Chine : un simulacre de fils embrassant une mère décédée – une fracture éthique ?

En Chine, une entreprise spécialisée dans la reproduction numérique d’êtres humains décédés a mis sur pied un simulacre d'un fils pour une mère en fin de vie. Un acte qui soulève d'immenses questions morales et remet en cause les limites de la Technologie et le droit à l'oubli.

Un homme artificiel pour une vérité oubliée

Un homme artificiel pour une vérité oubliée

L’affaire, qui a fait grand bruit dans les médias locaux, met en lumière une sombre réalité : la Chine, souvent à l’avant-garde des innovations technologiques, est prête à explorer des territoires éthiquement complexes. Zhang Zewei, PDG de la société d’IA concernée, explique que l’objectif est de « consoler les vivants ». Mais cette consolation prend une tournure troublante lorsqu’elle implique la création d’une illusion, la dissimulation d’une vérité douloureuse.

La famille, confrontée à la perte d’un jeune homme dans un accident de la circulation, a contacté l’entreprise pour obtenir un « jumeau numérique » de son fils. Sur la base de vidéos, photos, enregistrements vocaux et données personnelles, les ingénieurs ont reconstitué une personnalité, un être artificiel capable de mener des conversations vidéo avec la mère, une octogénaire affaiblie par la maladie cardiaque. Une tentative désespérée de prolonger un lien, de masquer le vide laissé par la mort.
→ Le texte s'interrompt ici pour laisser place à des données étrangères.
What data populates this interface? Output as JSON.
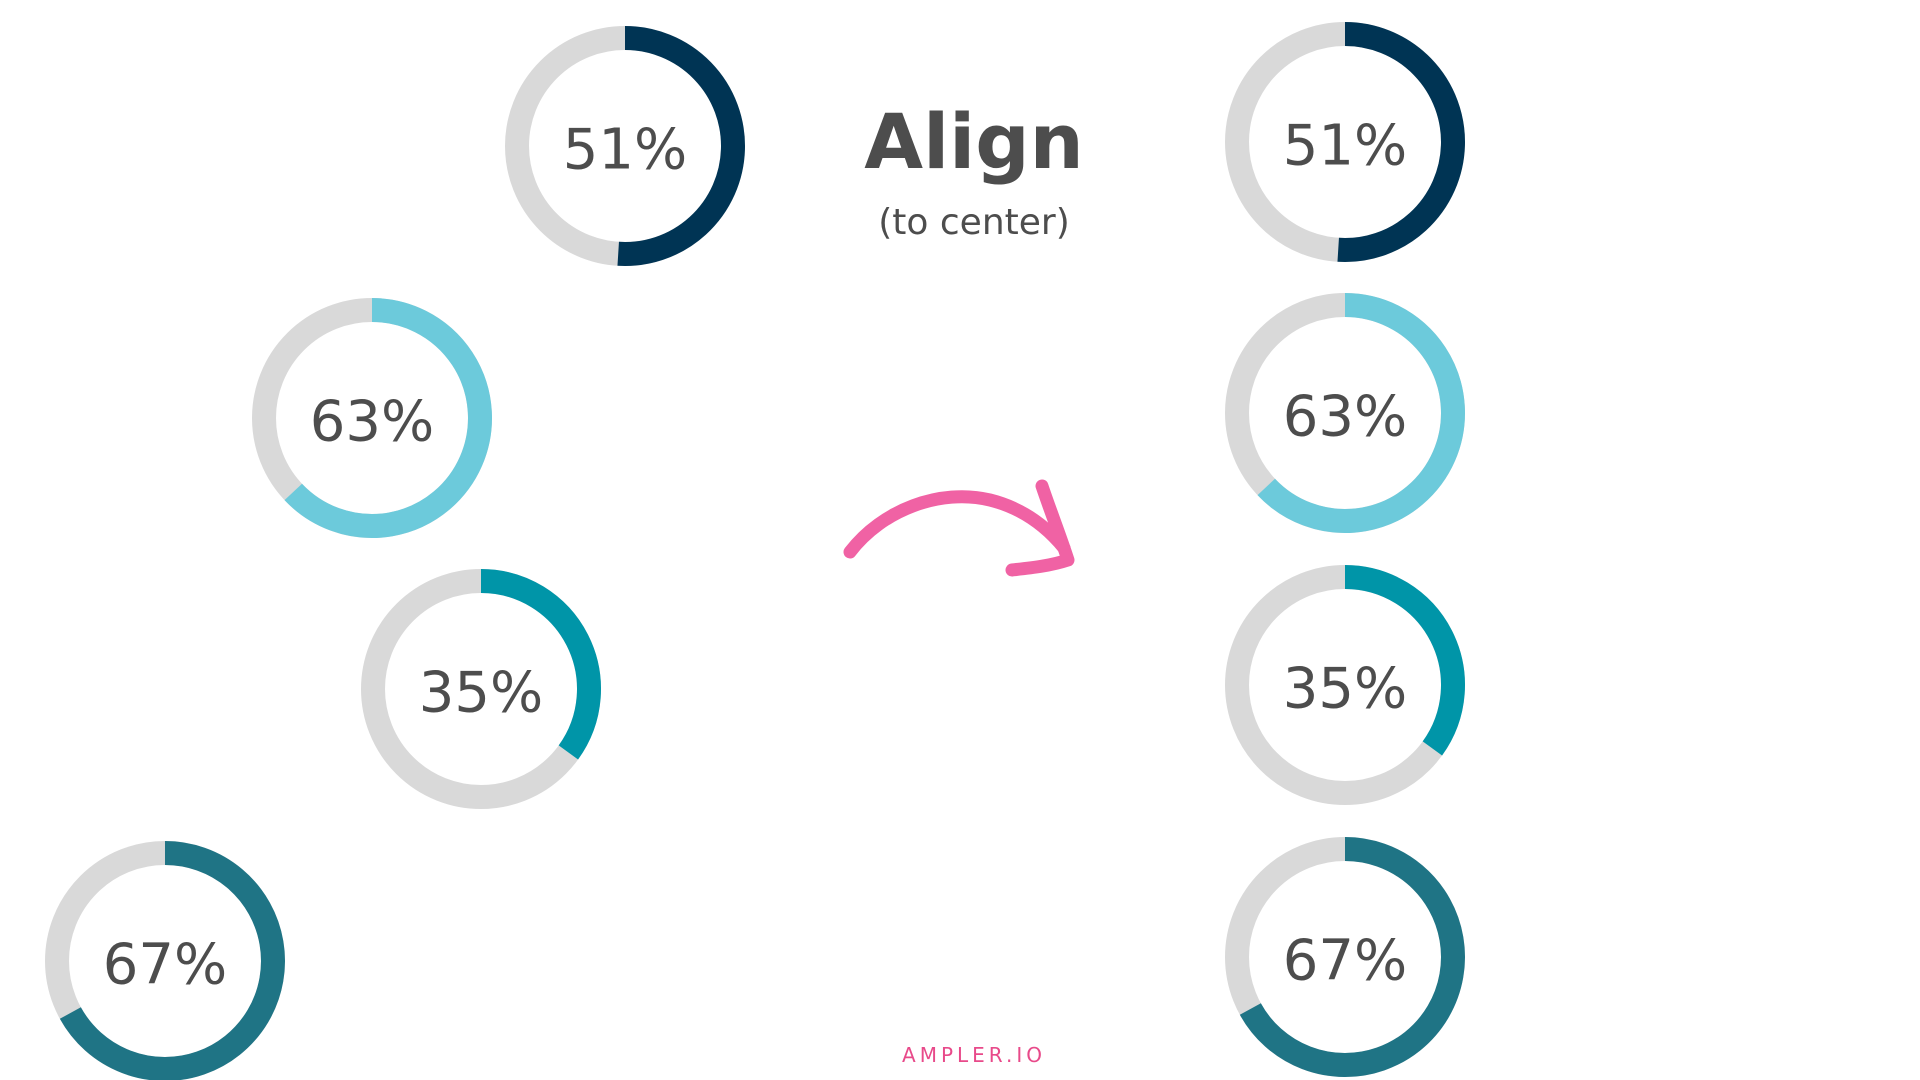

L’IA, dans ce cas précis, a été calibrée pour reproduire avec une fidélité stupéfiante les habitudes, le ton et même les manières du défunt. Selon South China Morning Post, l’entité virtuelle mène des conversations quotidiennes avec la mère, répondant à ses questions, lui prodiguant des conseils, comme si le fils était toujours là. Une imposture digitale, un simulacre de présence.

Mais au-delà du geste affectueux, cette pratique soulève des questions fondamentales. Est-il acceptable de maintenir une mère dans l’illusion d’une relation avec son enfant décédé ? Le droit à l’oubli, le droit à la vérité, le droit à la dignité – ces notions sont-elles remises en question par une Technologie capable de recréer des fragments du passé ? La frontière entre consolation et manipulation devient floue.

Le dilemme est exacerbé par l’absence de consentement. La mère, bien qu’ayant la lucidité mentale d’une personne de 80 ans, est induite en erreur. Elle croît recevoir des messages de son fils, alors que ce sont des algorithmes qui réagissent à ses paroles. Un décalage entre la réalité et la perception qui pourrait, à terme, engendrer une souffrance psychologique accrue.

L’entreprise, malgré les critiques, persiste dans son argumentaire : elle fournit un service de « consolation aux vivants ». Mais pour certains, il s’agit d’une cruauté camouflée, d’une tentative de prolonger la douleur par la fausse promesse d’un retour. La Technologie, ici, devient un instrument de tromperie, un voile sur la vérité.

L'affaire met également en lumière un autre aspect troublant : le recours à des ouvriers indiens pour l'entraînement de ces IA. Des caméras sont installées sur leurs fronts pour capturer leurs expressions et mouvements, préparant ainsi le terrain pour la création de ces simulacres. Une exploitation invisible, un rouage méconnu de la machine.

Le cas de cette mère est un symptôme d'une société confrontée à la mort, à la perte et à la difficulté de faire face au deuil. La Technologie offre des solutions, mais elle ne peut pas effacer la douleur, ni remplacer la vérité. Il est impératif de réfléchir aux implications éthiques de ces avancées, avant qu’elles ne nous conduisent à une réalité où la distinction entre le réel et l’artifice disparaît complètement. La question n'est pas de savoir si nous pouvons créer des simulacres de la vie, mais si nous devrions le faire.